Эти посетители делали кафе очень уютным, так как они интересовались лишь друг другом, своими аперитивами и кофе, а также газетами и журналами, прикрепленными к деревянным палкам, и никто здесь не служил объектом обозрения.

Нынче «Клозри» состоит из трех помещений: во-первых, фешенебельный, дорогой ресторан с превосходной кухней, куда захаживают люди весьма известные и любящие хорошо и за умеренную, по их понятиям, плату поесть; во-вторых, брассри – более демократическое и с менее высокими ценами заведение и, наконец, бар между ними, где стоит рояль и по вечерам звучит музыка.

В баре приходится выбирать: либо скепсис по отношению к восхищающим туристов металлическим табличкам, означающим места, где сиживали знаменитые завсегдатаи былых времен, либо доверие к собственному воображению и благодарной памяти: ведь, так или иначе, все это происходило здесь!

Прогулки Хемингуэя очерчивают и пересекают mon quartier.
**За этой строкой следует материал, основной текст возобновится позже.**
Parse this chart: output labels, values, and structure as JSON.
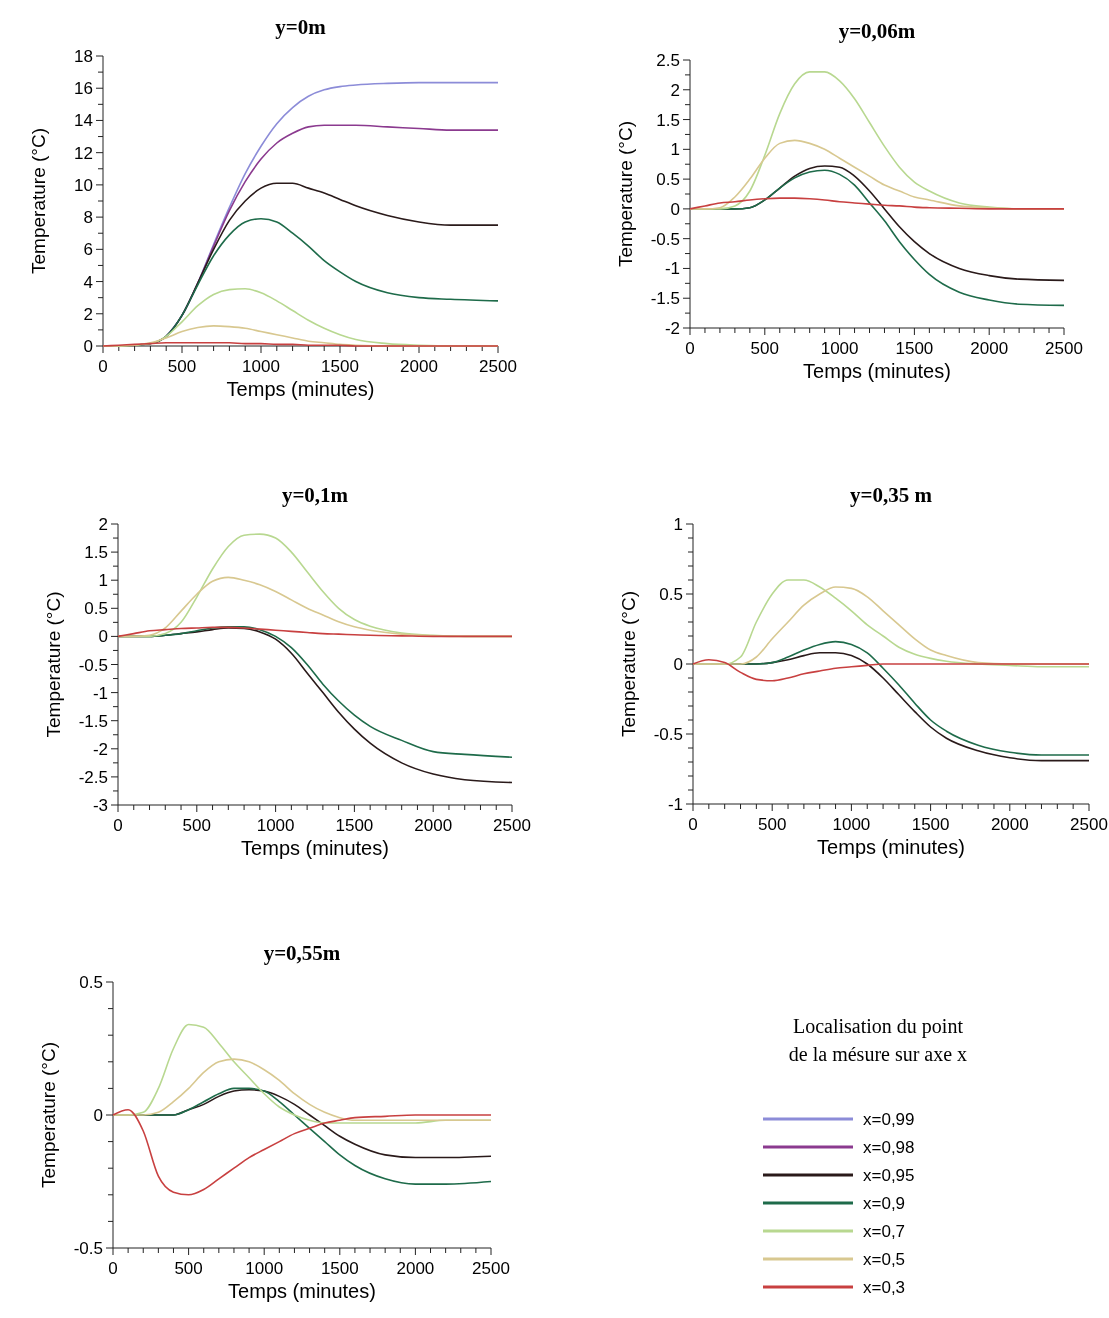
{
  "chart_data": [
    {
      "type": "line",
      "title": "y=0m",
      "xlabel": "Temps (minutes)",
      "ylabel": "Temperature (°C)",
      "legend": "bottom right",
      "legend_title": "Localisation du point de la mésure sur axe x",
      "x": [
        0,
        100,
        200,
        300,
        400,
        500,
        600,
        700,
        800,
        900,
        1000,
        1100,
        1200,
        1300,
        1400,
        1500,
        1600,
        1800,
        2000,
        2200,
        2500
      ],
      "xlim": [
        0,
        2500
      ],
      "ylim": [
        0,
        18
      ],
      "xticks": [
        0,
        {
          "value": 100,
          "label": null
        },
        {
          "value": 200,
          "label": null
        },
        {
          "value": 300,
          "label": null
        },
        {
          "value": 400,
          "label": null
        },
        500,
        {
          "value": 600,
          "label": null
        },
        {
          "value": 700,
          "label": null
        },
        {
          "value": 800,
          "label": null
        },
        {
          "value": 900,
          "label": null
        },
        1000,
        {
          "value": 1100,
          "label": null
        },
        {
          "value": 1200,
          "label": null
        },
        {
          "value": 1300,
          "label": null
        },
        {
          "value": 1400,
          "label": null
        },
        1500,
        {
          "value": 1600,
          "label": null
        },
        {
          "value": 1700,
          "label": null
        },
        {
          "value": 1800,
          "label": null
        },
        {
          "value": 1900,
          "label": null
        },
        2000,
        {
          "value": 2100,
          "label": null
        },
        {
          "value": 2200,
          "label": null
        },
        {
          "value": 2300,
          "label": null
        },
        {
          "value": 2400,
          "label": null
        },
        2500
      ],
      "yticks": [
        0,
        {
          "value": 1,
          "label": null
        },
        2,
        {
          "value": 3,
          "label": null
        },
        4,
        {
          "value": 5,
          "label": null
        },
        6,
        {
          "value": 7,
          "label": null
        },
        8,
        {
          "value": 9,
          "label": null
        },
        10,
        {
          "value": 11,
          "label": null
        },
        12,
        {
          "value": 13,
          "label": null
        },
        14,
        {
          "value": 15,
          "label": null
        },
        16,
        {
          "value": 17,
          "label": null
        },
        18
      ],
      "series": [
        {
          "name": "x=0,99",
          "color": "#8c8cd8",
          "values": [
            null,
            null,
            null,
            null,
            0.6,
            1.9,
            3.9,
            6.3,
            8.6,
            10.7,
            12.4,
            13.8,
            14.8,
            15.5,
            15.9,
            16.1,
            16.2,
            16.3,
            16.35,
            16.35,
            16.35
          ]
        },
        {
          "name": "x=0,98",
          "color": "#8b3a8f",
          "values": [
            0,
            0,
            0.05,
            0.15,
            0.6,
            1.9,
            3.9,
            6.2,
            8.4,
            10.2,
            11.6,
            12.6,
            13.2,
            13.6,
            13.7,
            13.7,
            13.7,
            13.6,
            13.5,
            13.4,
            13.4
          ]
        },
        {
          "name": "x=0,95",
          "color": "#2a1a1a",
          "values": [
            0,
            0,
            0.05,
            0.15,
            0.6,
            1.9,
            3.9,
            6.0,
            7.8,
            9.0,
            9.8,
            10.1,
            10.1,
            9.8,
            9.5,
            9.1,
            8.7,
            8.1,
            7.7,
            7.5,
            7.5
          ]
        },
        {
          "name": "x=0,9",
          "color": "#1e6b4a",
          "values": [
            0,
            0,
            0.05,
            0.15,
            0.6,
            1.9,
            3.8,
            5.6,
            6.9,
            7.7,
            7.9,
            7.7,
            7.0,
            6.2,
            5.3,
            4.6,
            4.0,
            3.3,
            3.0,
            2.9,
            2.8
          ]
        },
        {
          "name": "x=0,7",
          "color": "#b8d890",
          "values": [
            0,
            0,
            0.05,
            0.15,
            0.6,
            1.5,
            2.5,
            3.2,
            3.5,
            3.55,
            3.3,
            2.8,
            2.2,
            1.6,
            1.1,
            0.7,
            0.4,
            0.15,
            0.05,
            0,
            0
          ]
        },
        {
          "name": "x=0,5",
          "color": "#d8c890",
          "values": [
            0,
            0,
            0.05,
            0.2,
            0.5,
            0.9,
            1.15,
            1.25,
            1.2,
            1.1,
            0.9,
            0.7,
            0.5,
            0.3,
            0.2,
            0.1,
            0.05,
            0,
            0,
            0,
            0
          ]
        },
        {
          "name": "x=0,3",
          "color": "#c84040",
          "values": [
            0,
            0.05,
            0.1,
            0.15,
            0.2,
            0.2,
            0.2,
            0.2,
            0.2,
            0.15,
            0.15,
            0.1,
            0.1,
            0.05,
            0.05,
            0.05,
            0,
            0,
            0,
            0,
            0
          ]
        }
      ]
    },
    {
      "type": "line",
      "title": "y=0,06m",
      "xlabel": "Temps (minutes)",
      "ylabel": "Temperature (°C)",
      "x": [
        0,
        100,
        200,
        300,
        400,
        500,
        600,
        700,
        800,
        900,
        1000,
        1100,
        1200,
        1300,
        1400,
        1500,
        1600,
        1800,
        2000,
        2200,
        2500
      ],
      "xlim": [
        0,
        2500
      ],
      "ylim": [
        -2,
        2.5
      ],
      "xticks": [
        0,
        {
          "value": 100,
          "label": null
        },
        {
          "value": 200,
          "label": null
        },
        {
          "value": 300,
          "label": null
        },
        {
          "value": 400,
          "label": null
        },
        500,
        {
          "value": 600,
          "label": null
        },
        {
          "value": 700,
          "label": null
        },
        {
          "value": 800,
          "label": null
        },
        {
          "value": 900,
          "label": null
        },
        1000,
        {
          "value": 1100,
          "label": null
        },
        {
          "value": 1200,
          "label": null
        },
        {
          "value": 1300,
          "label": null
        },
        {
          "value": 1400,
          "label": null
        },
        1500,
        {
          "value": 1600,
          "label": null
        },
        {
          "value": 1700,
          "label": null
        },
        {
          "value": 1800,
          "label": null
        },
        {
          "value": 1900,
          "label": null
        },
        2000,
        {
          "value": 2100,
          "label": null
        },
        {
          "value": 2200,
          "label": null
        },
        {
          "value": 2300,
          "label": null
        },
        {
          "value": 2400,
          "label": null
        },
        2500
      ],
      "yticks": [
        -2,
        {
          "value": -1.75,
          "label": null
        },
        -1.5,
        {
          "value": -1.25,
          "label": null
        },
        -1,
        {
          "value": -0.75,
          "label": null
        },
        -0.5,
        {
          "value": -0.25,
          "label": null
        },
        0,
        {
          "value": 0.25,
          "label": null
        },
        0.5,
        {
          "value": 0.75,
          "label": null
        },
        1,
        {
          "value": 1.25,
          "label": null
        },
        1.5,
        {
          "value": 1.75,
          "label": null
        },
        2,
        {
          "value": 2.25,
          "label": null
        },
        2.5
      ],
      "series": [
        {
          "color": "#2a1a1a",
          "values": [
            0,
            0,
            0,
            0,
            0.02,
            0.15,
            0.35,
            0.55,
            0.68,
            0.72,
            0.7,
            0.55,
            0.3,
            0,
            -0.3,
            -0.55,
            -0.75,
            -1.0,
            -1.12,
            -1.18,
            -1.2
          ]
        },
        {
          "color": "#1e6b4a",
          "values": [
            0,
            0,
            0,
            0,
            0.02,
            0.15,
            0.35,
            0.52,
            0.62,
            0.65,
            0.58,
            0.4,
            0.1,
            -0.2,
            -0.55,
            -0.85,
            -1.1,
            -1.4,
            -1.53,
            -1.6,
            -1.62
          ]
        },
        {
          "color": "#b8d890",
          "values": [
            0,
            0,
            0,
            0.05,
            0.3,
            0.9,
            1.6,
            2.1,
            2.3,
            2.3,
            2.15,
            1.85,
            1.45,
            1.05,
            0.7,
            0.45,
            0.3,
            0.1,
            0.03,
            0,
            0
          ]
        },
        {
          "color": "#d8c890",
          "values": [
            0,
            0,
            0.02,
            0.2,
            0.5,
            0.85,
            1.1,
            1.15,
            1.1,
            1.0,
            0.85,
            0.7,
            0.55,
            0.4,
            0.3,
            0.2,
            0.15,
            0.05,
            0.02,
            0,
            0
          ]
        },
        {
          "color": "#c84040",
          "values": [
            0,
            0.05,
            0.1,
            0.12,
            0.15,
            0.17,
            0.18,
            0.18,
            0.17,
            0.15,
            0.12,
            0.1,
            0.08,
            0.06,
            0.05,
            0.03,
            0.02,
            0.01,
            0,
            0,
            0
          ]
        }
      ]
    },
    {
      "type": "line",
      "title": "y=0,1m",
      "xlabel": "Temps (minutes)",
      "ylabel": "Temperature (°C)",
      "x": [
        0,
        100,
        200,
        300,
        400,
        500,
        600,
        700,
        800,
        900,
        1000,
        1100,
        1200,
        1300,
        1400,
        1500,
        1600,
        1800,
        2000,
        2200,
        2500
      ],
      "xlim": [
        0,
        2500
      ],
      "ylim": [
        -3,
        2
      ],
      "xticks": [
        0,
        {
          "value": 100,
          "label": null
        },
        {
          "value": 200,
          "label": null
        },
        {
          "value": 300,
          "label": null
        },
        {
          "value": 400,
          "label": null
        },
        500,
        {
          "value": 600,
          "label": null
        },
        {
          "value": 700,
          "label": null
        },
        {
          "value": 800,
          "label": null
        },
        {
          "value": 900,
          "label": null
        },
        1000,
        {
          "value": 1100,
          "label": null
        },
        {
          "value": 1200,
          "label": null
        },
        {
          "value": 1300,
          "label": null
        },
        {
          "value": 1400,
          "label": null
        },
        1500,
        {
          "value": 1600,
          "label": null
        },
        {
          "value": 1700,
          "label": null
        },
        {
          "value": 1800,
          "label": null
        },
        {
          "value": 1900,
          "label": null
        },
        2000,
        {
          "value": 2100,
          "label": null
        },
        {
          "value": 2200,
          "label": null
        },
        {
          "value": 2300,
          "label": null
        },
        {
          "value": 2400,
          "label": null
        },
        2500
      ],
      "yticks": [
        -3,
        {
          "value": -2.75,
          "label": null
        },
        -2.5,
        {
          "value": -2.25,
          "label": null
        },
        -2,
        {
          "value": -1.75,
          "label": null
        },
        -1.5,
        {
          "value": -1.25,
          "label": null
        },
        -1,
        {
          "value": -0.75,
          "label": null
        },
        -0.5,
        {
          "value": -0.25,
          "label": null
        },
        0,
        {
          "value": 0.25,
          "label": null
        },
        0.5,
        {
          "value": 0.75,
          "label": null
        },
        1,
        {
          "value": 1.25,
          "label": null
        },
        1.5,
        {
          "value": 1.75,
          "label": null
        },
        2
      ],
      "series": [
        {
          "color": "#2a1a1a",
          "values": [
            0,
            0,
            0,
            0.02,
            0.05,
            0.08,
            0.12,
            0.15,
            0.14,
            0.08,
            -0.05,
            -0.3,
            -0.65,
            -1.0,
            -1.35,
            -1.65,
            -1.9,
            -2.25,
            -2.45,
            -2.55,
            -2.6
          ]
        },
        {
          "color": "#1e6b4a",
          "values": [
            0,
            0,
            0,
            0.02,
            0.05,
            0.1,
            0.15,
            0.17,
            0.17,
            0.12,
            0,
            -0.2,
            -0.5,
            -0.85,
            -1.15,
            -1.4,
            -1.6,
            -1.85,
            -2.05,
            -2.1,
            -2.15
          ]
        },
        {
          "color": "#b8d890",
          "values": [
            0,
            0,
            0,
            0.05,
            0.25,
            0.7,
            1.2,
            1.6,
            1.8,
            1.82,
            1.75,
            1.5,
            1.15,
            0.8,
            0.5,
            0.3,
            0.18,
            0.06,
            0.02,
            0,
            0
          ]
        },
        {
          "color": "#d8c890",
          "values": [
            0,
            0,
            0.02,
            0.15,
            0.45,
            0.75,
            0.98,
            1.05,
            1.0,
            0.92,
            0.8,
            0.65,
            0.5,
            0.38,
            0.26,
            0.17,
            0.11,
            0.04,
            0.01,
            0,
            0
          ]
        },
        {
          "color": "#c84040",
          "values": [
            0,
            0.05,
            0.1,
            0.12,
            0.14,
            0.15,
            0.16,
            0.16,
            0.15,
            0.13,
            0.11,
            0.09,
            0.07,
            0.05,
            0.04,
            0.03,
            0.02,
            0.01,
            0,
            0,
            0
          ]
        }
      ]
    },
    {
      "type": "line",
      "title": "y=0,35 m",
      "xlabel": "Temps (minutes)",
      "ylabel": "Temperature (°C)",
      "x": [
        0,
        100,
        200,
        300,
        400,
        500,
        600,
        700,
        800,
        900,
        1000,
        1100,
        1200,
        1300,
        1400,
        1500,
        1600,
        1800,
        2000,
        2200,
        2500
      ],
      "xlim": [
        0,
        2500
      ],
      "ylim": [
        -1,
        1
      ],
      "xticks": [
        0,
        {
          "value": 100,
          "label": null
        },
        {
          "value": 200,
          "label": null
        },
        {
          "value": 300,
          "label": null
        },
        {
          "value": 400,
          "label": null
        },
        500,
        {
          "value": 600,
          "label": null
        },
        {
          "value": 700,
          "label": null
        },
        {
          "value": 800,
          "label": null
        },
        {
          "value": 900,
          "label": null
        },
        1000,
        {
          "value": 1100,
          "label": null
        },
        {
          "value": 1200,
          "label": null
        },
        {
          "value": 1300,
          "label": null
        },
        {
          "value": 1400,
          "label": null
        },
        1500,
        {
          "value": 1600,
          "label": null
        },
        {
          "value": 1700,
          "label": null
        },
        {
          "value": 1800,
          "label": null
        },
        {
          "value": 1900,
          "label": null
        },
        2000,
        {
          "value": 2100,
          "label": null
        },
        {
          "value": 2200,
          "label": null
        },
        {
          "value": 2300,
          "label": null
        },
        {
          "value": 2400,
          "label": null
        },
        2500
      ],
      "yticks": [
        -1,
        {
          "value": -0.9,
          "label": null
        },
        {
          "value": -0.8,
          "label": null
        },
        {
          "value": -0.7,
          "label": null
        },
        {
          "value": -0.6,
          "label": null
        },
        -0.5,
        {
          "value": -0.4,
          "label": null
        },
        {
          "value": -0.3,
          "label": null
        },
        {
          "value": -0.2,
          "label": null
        },
        {
          "value": -0.1,
          "label": null
        },
        0,
        {
          "value": 0.1,
          "label": null
        },
        {
          "value": 0.2,
          "label": null
        },
        {
          "value": 0.3,
          "label": null
        },
        {
          "value": 0.4,
          "label": null
        },
        0.5,
        {
          "value": 0.6,
          "label": null
        },
        {
          "value": 0.7,
          "label": null
        },
        {
          "value": 0.8,
          "label": null
        },
        {
          "value": 0.9,
          "label": null
        },
        1
      ],
      "series": [
        {
          "color": "#2a1a1a",
          "values": [
            0,
            0,
            0,
            0,
            0,
            0.01,
            0.03,
            0.06,
            0.08,
            0.08,
            0.06,
            0,
            -0.1,
            -0.22,
            -0.34,
            -0.45,
            -0.53,
            -0.62,
            -0.67,
            -0.69,
            -0.69
          ]
        },
        {
          "color": "#1e6b4a",
          "values": [
            null,
            null,
            0,
            0,
            0,
            0.01,
            0.05,
            0.1,
            0.14,
            0.16,
            0.14,
            0.08,
            -0.03,
            -0.15,
            -0.28,
            -0.4,
            -0.48,
            -0.58,
            -0.63,
            -0.65,
            -0.65
          ]
        },
        {
          "color": "#b8d890",
          "values": [
            0,
            0,
            0,
            0.05,
            0.3,
            0.5,
            0.6,
            0.6,
            0.55,
            0.47,
            0.38,
            0.28,
            0.2,
            0.12,
            0.07,
            0.04,
            0.02,
            0,
            -0.01,
            -0.02,
            -0.02
          ]
        },
        {
          "color": "#d8c890",
          "values": [
            0,
            0,
            0,
            0,
            0.05,
            0.18,
            0.3,
            0.42,
            0.5,
            0.55,
            0.54,
            0.48,
            0.38,
            0.28,
            0.18,
            0.1,
            0.06,
            0.01,
            0,
            0,
            0
          ]
        },
        {
          "color": "#c84040",
          "values": [
            0,
            0.03,
            0.01,
            -0.06,
            -0.11,
            -0.12,
            -0.1,
            -0.07,
            -0.05,
            -0.03,
            -0.02,
            -0.01,
            0,
            0,
            0,
            0,
            0,
            0,
            0,
            0,
            0
          ]
        }
      ]
    },
    {
      "type": "line",
      "title": "y=0,55m",
      "xlabel": "Temps (minutes)",
      "ylabel": "Temperature (°C)",
      "x": [
        0,
        100,
        200,
        300,
        400,
        500,
        600,
        700,
        800,
        900,
        1000,
        1100,
        1200,
        1300,
        1400,
        1500,
        1600,
        1800,
        2000,
        2200,
        2500
      ],
      "xlim": [
        0,
        2500
      ],
      "ylim": [
        -0.5,
        0.5
      ],
      "xticks": [
        0,
        {
          "value": 100,
          "label": null
        },
        {
          "value": 200,
          "label": null
        },
        {
          "value": 300,
          "label": null
        },
        {
          "value": 400,
          "label": null
        },
        500,
        {
          "value": 600,
          "label": null
        },
        {
          "value": 700,
          "label": null
        },
        {
          "value": 800,
          "label": null
        },
        {
          "value": 900,
          "label": null
        },
        1000,
        {
          "value": 1100,
          "label": null
        },
        {
          "value": 1200,
          "label": null
        },
        {
          "value": 1300,
          "label": null
        },
        {
          "value": 1400,
          "label": null
        },
        1500,
        {
          "value": 1600,
          "label": null
        },
        {
          "value": 1700,
          "label": null
        },
        {
          "value": 1800,
          "label": null
        },
        {
          "value": 1900,
          "label": null
        },
        2000,
        {
          "value": 2100,
          "label": null
        },
        {
          "value": 2200,
          "label": null
        },
        {
          "value": 2300,
          "label": null
        },
        {
          "value": 2400,
          "label": null
        },
        2500
      ],
      "yticks": [
        -0.5,
        {
          "value": -0.4,
          "label": null
        },
        {
          "value": -0.3,
          "label": null
        },
        {
          "value": -0.2,
          "label": null
        },
        {
          "value": -0.1,
          "label": null
        },
        0,
        {
          "value": 0.1,
          "label": null
        },
        {
          "value": 0.2,
          "label": null
        },
        {
          "value": 0.3,
          "label": null
        },
        {
          "value": 0.4,
          "label": null
        },
        0.5
      ],
      "series": [
        {
          "color": "#2a1a1a",
          "values": [
            0,
            0,
            0,
            0,
            0,
            0.02,
            0.04,
            0.07,
            0.09,
            0.095,
            0.09,
            0.07,
            0.04,
            0,
            -0.04,
            -0.08,
            -0.11,
            -0.15,
            -0.16,
            -0.16,
            -0.155
          ]
        },
        {
          "color": "#1e6b4a",
          "values": [
            0,
            0,
            0,
            0,
            0,
            0.02,
            0.05,
            0.08,
            0.1,
            0.1,
            0.09,
            0.05,
            0,
            -0.05,
            -0.1,
            -0.15,
            -0.19,
            -0.24,
            -0.26,
            -0.26,
            -0.25
          ]
        },
        {
          "color": "#b8d890",
          "values": [
            0,
            0,
            0.01,
            0.1,
            0.25,
            0.34,
            0.33,
            0.27,
            0.2,
            0.14,
            0.08,
            0.03,
            0,
            -0.02,
            -0.03,
            -0.03,
            -0.03,
            -0.03,
            -0.03,
            -0.02,
            -0.02
          ]
        },
        {
          "color": "#d8c890",
          "values": [
            0,
            0,
            0,
            0.01,
            0.05,
            0.1,
            0.16,
            0.2,
            0.21,
            0.2,
            0.17,
            0.13,
            0.08,
            0.04,
            0.01,
            -0.01,
            -0.02,
            -0.02,
            -0.02,
            -0.02,
            -0.02
          ]
        },
        {
          "color": "#c84040",
          "values": [
            0,
            0.02,
            -0.06,
            -0.23,
            -0.29,
            -0.3,
            -0.28,
            -0.24,
            -0.2,
            -0.16,
            -0.13,
            -0.1,
            -0.07,
            -0.05,
            -0.03,
            -0.02,
            -0.01,
            -0.005,
            0,
            0,
            0
          ]
        }
      ]
    }
  ]
}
Он часто проходил через Люксембургский сад – совсем молодой, нищий и счастливый начинающий писатель, который спустя сорок лет, за год до того, как выстрелить в себя из дробовика, вновь переживет на страницах книги «A Moveable Feast» («Праздник, который всегда с тобой»[216]), возможно, лучшие годы своей судьбы – парижскую молодость.

В те дни у меня не было денег на покупку книг. Я брал книги на улице Одеон, 12, в книжной лавке Сильвии Бич «Шекспир и компания», которая одновременно была и библиотекой. После улицы, где гулял холодный ветер, эта библиотека с большой печкой, столами и книжными полками, с новыми книгами в витрине и фотографиями известных писателей, живых и умерших, казалась особенно теплой и уютной. Все фотографии были похожи на любительские, и даже умершие писатели выглядели так, словно еще жили. У Сильвии было подвижное, с четкими чертами лицо, карие глаза, быстрые, как у маленького зверька, и веселые, как у юной девушки[217], и волнистые каштановые волосы, отброшенные назад с чистого лба и подстриженные ниже ушей, на уровне воротника ее коричневого бархатного жакета.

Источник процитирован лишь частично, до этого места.